Hope it will be useful for other people too.

Thursday, January 12, 2006

Synchronization with Simple Sharing Extensions

I have come across this Simple Sharing Extensions for RSS and OPML (SSE) specification from Microsoft. It is a minimum extensions necessary to enable loosely-cooperating apps to use RSS as the basis for item sharing – that is, the bi-directional, asynchronous replication of new and changed items amongst two or more cross-subscribed feeds.

This seems to be a great fit for synchronizing the weblib among different repositories. The essence of SSE is a set of items, each has a globally unique id, a timestamp and an increasing version number. This has inspired me to make another revamp to the Weblib file specification to add all those elements. The only remaining issue for me is the globally unique id. I need to figure out a simple way to generate them across distributed systems, (I feel UUID too heavy weight). The implementation is available in SVN, although I haven't updated the specification yet.

Synchronization is a though issue I haven't have it all thought through. But it probably can't go wrong to go with Ray Ozzie who has created Lotus Notes.
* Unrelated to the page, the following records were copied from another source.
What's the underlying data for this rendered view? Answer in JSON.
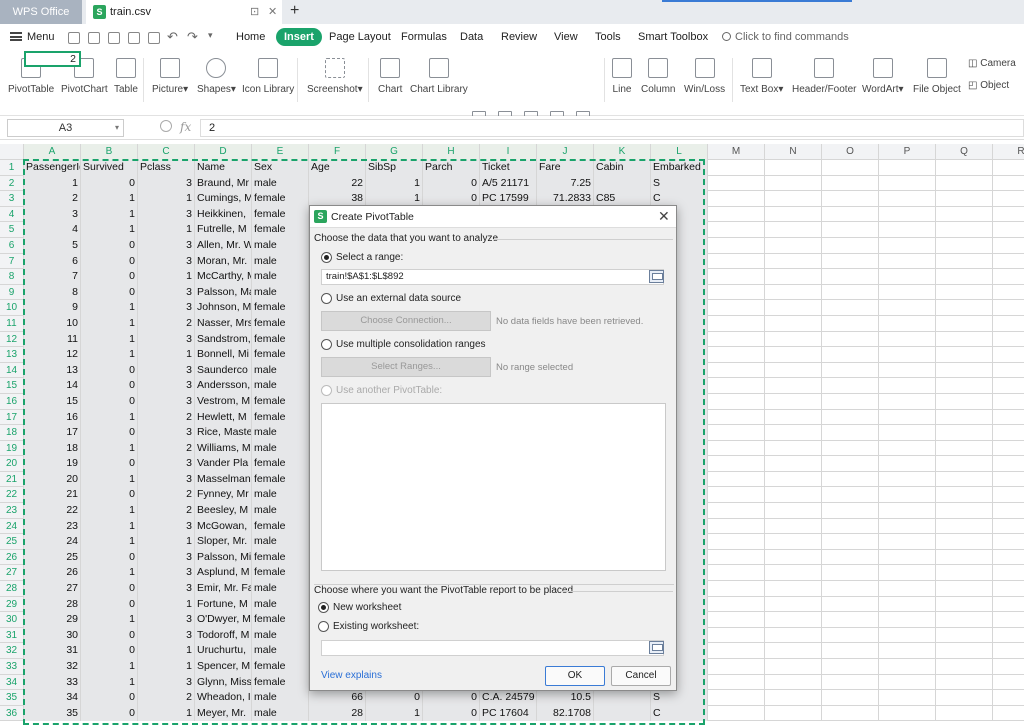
{
  "tabs": {
    "app": "WPS Office",
    "file": "train.csv",
    "pin": "⊡",
    "close": "✕",
    "add": "+"
  },
  "menubar": {
    "menu": "Menu",
    "items": [
      "Home",
      "Insert",
      "Page Layout",
      "Formulas",
      "Data",
      "Review",
      "View",
      "Tools",
      "Smart Toolbox"
    ],
    "active": "Insert",
    "search": "Click to find commands"
  },
  "ribbon": {
    "buttons": [
      "PivotTable",
      "PivotChart",
      "Table",
      "Picture",
      "Shapes",
      "Icon Library",
      "Screenshot",
      "Chart",
      "Chart Library",
      "Line",
      "Column",
      "Win/Loss",
      "Text Box",
      "Header/Footer",
      "WordArt",
      "File Object"
    ],
    "small": [
      "Camera",
      "Object"
    ],
    "dropdown_marker": "▾"
  },
  "formula": {
    "cell_ref": "A3",
    "fx": "fx",
    "value": "2"
  },
  "columns": [
    "A",
    "B",
    "C",
    "D",
    "E",
    "F",
    "G",
    "H",
    "I",
    "J",
    "K",
    "L",
    "M",
    "N",
    "O",
    "P",
    "Q",
    "R"
  ],
  "header_row": [
    "PassengerId",
    "Survived",
    "Pclass",
    "Name",
    "Sex",
    "Age",
    "SibSp",
    "Parch",
    "Ticket",
    "Fare",
    "Cabin",
    "Embarked"
  ],
  "rows": [
    [
      "1",
      "0",
      "3",
      "Braund, Mr",
      "male",
      "22",
      "1",
      "0",
      "A/5 21171",
      "7.25",
      "",
      "S"
    ],
    [
      "2",
      "1",
      "1",
      "Cumings, M",
      "female",
      "38",
      "1",
      "0",
      "PC 17599",
      "71.2833",
      "C85",
      "C"
    ],
    [
      "3",
      "1",
      "3",
      "Heikkinen,",
      "female",
      "",
      "",
      "",
      "",
      "",
      "",
      ""
    ],
    [
      "4",
      "1",
      "1",
      "Futrelle, M",
      "female",
      "",
      "",
      "",
      "",
      "",
      "",
      ""
    ],
    [
      "5",
      "0",
      "3",
      "Allen, Mr. W",
      "male",
      "",
      "",
      "",
      "",
      "",
      "",
      ""
    ],
    [
      "6",
      "0",
      "3",
      "Moran, Mr.",
      "male",
      "",
      "",
      "",
      "",
      "",
      "",
      ""
    ],
    [
      "7",
      "0",
      "1",
      "McCarthy, M",
      "male",
      "",
      "",
      "",
      "",
      "",
      "",
      ""
    ],
    [
      "8",
      "0",
      "3",
      "Palsson, Ma",
      "male",
      "",
      "",
      "",
      "",
      "",
      "",
      ""
    ],
    [
      "9",
      "1",
      "3",
      "Johnson, M",
      "female",
      "",
      "",
      "",
      "",
      "",
      "",
      ""
    ],
    [
      "10",
      "1",
      "2",
      "Nasser, Mrs",
      "female",
      "",
      "",
      "",
      "",
      "",
      "",
      ""
    ],
    [
      "11",
      "1",
      "3",
      "Sandstrom,",
      "female",
      "",
      "",
      "",
      "",
      "",
      "",
      ""
    ],
    [
      "12",
      "1",
      "1",
      "Bonnell, Mi",
      "female",
      "",
      "",
      "",
      "",
      "",
      "",
      ""
    ],
    [
      "13",
      "0",
      "3",
      "Saunderco",
      "male",
      "",
      "",
      "",
      "",
      "",
      "",
      ""
    ],
    [
      "14",
      "0",
      "3",
      "Andersson,",
      "male",
      "",
      "",
      "",
      "",
      "",
      "",
      ""
    ],
    [
      "15",
      "0",
      "3",
      "Vestrom, M",
      "female",
      "",
      "",
      "",
      "",
      "",
      "",
      ""
    ],
    [
      "16",
      "1",
      "2",
      "Hewlett, M",
      "female",
      "",
      "",
      "",
      "",
      "",
      "",
      ""
    ],
    [
      "17",
      "0",
      "3",
      "Rice, Maste",
      "male",
      "",
      "",
      "",
      "",
      "",
      "",
      ""
    ],
    [
      "18",
      "1",
      "2",
      "Williams, M",
      "male",
      "",
      "",
      "",
      "",
      "",
      "",
      ""
    ],
    [
      "19",
      "0",
      "3",
      "Vander Pla",
      "female",
      "",
      "",
      "",
      "",
      "",
      "",
      ""
    ],
    [
      "20",
      "1",
      "3",
      "Masselman",
      "female",
      "",
      "",
      "",
      "",
      "",
      "",
      ""
    ],
    [
      "21",
      "0",
      "2",
      "Fynney, Mr",
      "male",
      "",
      "",
      "",
      "",
      "",
      "",
      ""
    ],
    [
      "22",
      "1",
      "2",
      "Beesley, M",
      "male",
      "",
      "",
      "",
      "",
      "",
      "",
      ""
    ],
    [
      "23",
      "1",
      "3",
      "McGowan,",
      "female",
      "",
      "",
      "",
      "",
      "",
      "",
      ""
    ],
    [
      "24",
      "1",
      "1",
      "Sloper, Mr.",
      "male",
      "",
      "",
      "",
      "",
      "",
      "",
      ""
    ],
    [
      "25",
      "0",
      "3",
      "Palsson, Mi",
      "female",
      "",
      "",
      "",
      "",
      "",
      "",
      ""
    ],
    [
      "26",
      "1",
      "3",
      "Asplund, M",
      "female",
      "",
      "",
      "",
      "",
      "",
      "",
      ""
    ],
    [
      "27",
      "0",
      "3",
      "Emir, Mr. Fa",
      "male",
      "",
      "",
      "",
      "",
      "",
      "",
      ""
    ],
    [
      "28",
      "0",
      "1",
      "Fortune, M",
      "male",
      "",
      "",
      "",
      "",
      "",
      "",
      ""
    ],
    [
      "29",
      "1",
      "3",
      "O'Dwyer, M",
      "female",
      "",
      "",
      "",
      "",
      "",
      "",
      ""
    ],
    [
      "30",
      "0",
      "3",
      "Todoroff, M",
      "male",
      "",
      "",
      "",
      "",
      "",
      "",
      ""
    ],
    [
      "31",
      "0",
      "1",
      "Uruchurtu,",
      "male",
      "",
      "",
      "",
      "",
      "",
      "",
      ""
    ],
    [
      "32",
      "1",
      "1",
      "Spencer, M",
      "female",
      "",
      "",
      "",
      "",
      "",
      "",
      ""
    ],
    [
      "33",
      "1",
      "3",
      "Glynn, Miss",
      "female",
      "",
      "",
      "",
      "",
      "",
      "",
      ""
    ],
    [
      "34",
      "0",
      "2",
      "Wheadon, I",
      "male",
      "66",
      "0",
      "0",
      "C.A. 24579",
      "10.5",
      "",
      "S"
    ],
    [
      "35",
      "0",
      "1",
      "Meyer, Mr.",
      "male",
      "28",
      "1",
      "0",
      "PC 17604",
      "82.1708",
      "",
      "C"
    ]
  ],
  "dialog": {
    "title": "Create PivotTable",
    "section1": "Choose the data that you want to analyze",
    "opt_range": "Select a range:",
    "range_value": "train!$A$1:$L$892",
    "opt_external": "Use an external data source",
    "btn_connection": "Choose Connection...",
    "note_connection": "No data fields have been retrieved.",
    "opt_multiple": "Use multiple consolidation ranges",
    "btn_ranges": "Select Ranges...",
    "note_ranges": "No range selected",
    "opt_another": "Use another PivotTable:",
    "section2": "Choose where you want the PivotTable report to be placed",
    "opt_new": "New worksheet",
    "opt_existing": "Existing worksheet:",
    "view_explains": "View explains",
    "ok": "OK",
    "cancel": "Cancel",
    "close": "✕"
  },
  "colors": {
    "accent": "#1aa36b",
    "link": "#2a6fd6"
  }
}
Wednesday, January 11, 2006

Quick key and the Petname system

I have come across an interesting article An Introduction to Petname Systems. It echoes with a quick key feature I am building, which associates a short phrase with frequently used URL. For example phrase 'amex' can be used as the key to the 'American Express' web site. The main goal of the article is in security (against phishing). While for MindRetrieve the goal is to make a slick user interface. Nevertheless it helps me to understand what I am doing, an implicit system for user to assign petname to items!

Tuesday, January 03, 2006

Text v.s. multimedia?

The heat is on once again in the advent of internet technologies. The word is that we will move beyond text based communication to audios and videos, from text blogging to audio podcasting to video blogging, from SMS evolves MMS, from search for text to search for audios and videos, etc. The humble text is only the first step in technology development. Eventually technologies would be advanced enough to enable the full glory of multimedia.

I feel rather lukewarm for this. I often past up the news video for text article as I grow impatient with video's pace. With text I can scan back and fro much more easily. User generated content? That reminds me of those home videos, where the camera never stop panning left and right. And when the subject talks, he is actually off-screen ;)

Multimedia was the buzz world of last generation. With the enabling technology CD-ROM become popular, people envision our PC would be filled with sight and sound. While we now see lot more graphics on our PC than the early days, enough to say the focus is still on text, whether we are using email or the web. Anyway none of the multimedia companies has become Google.

I think people consider who video and audio are more advance than text are only looking at it from computer engineering's perspective. This really does not do justice to text. From a different perspective I would say audio and video more primitive because they are base on our biological sensory perception. Whether as text is truly the great innovation than revolutionized communication.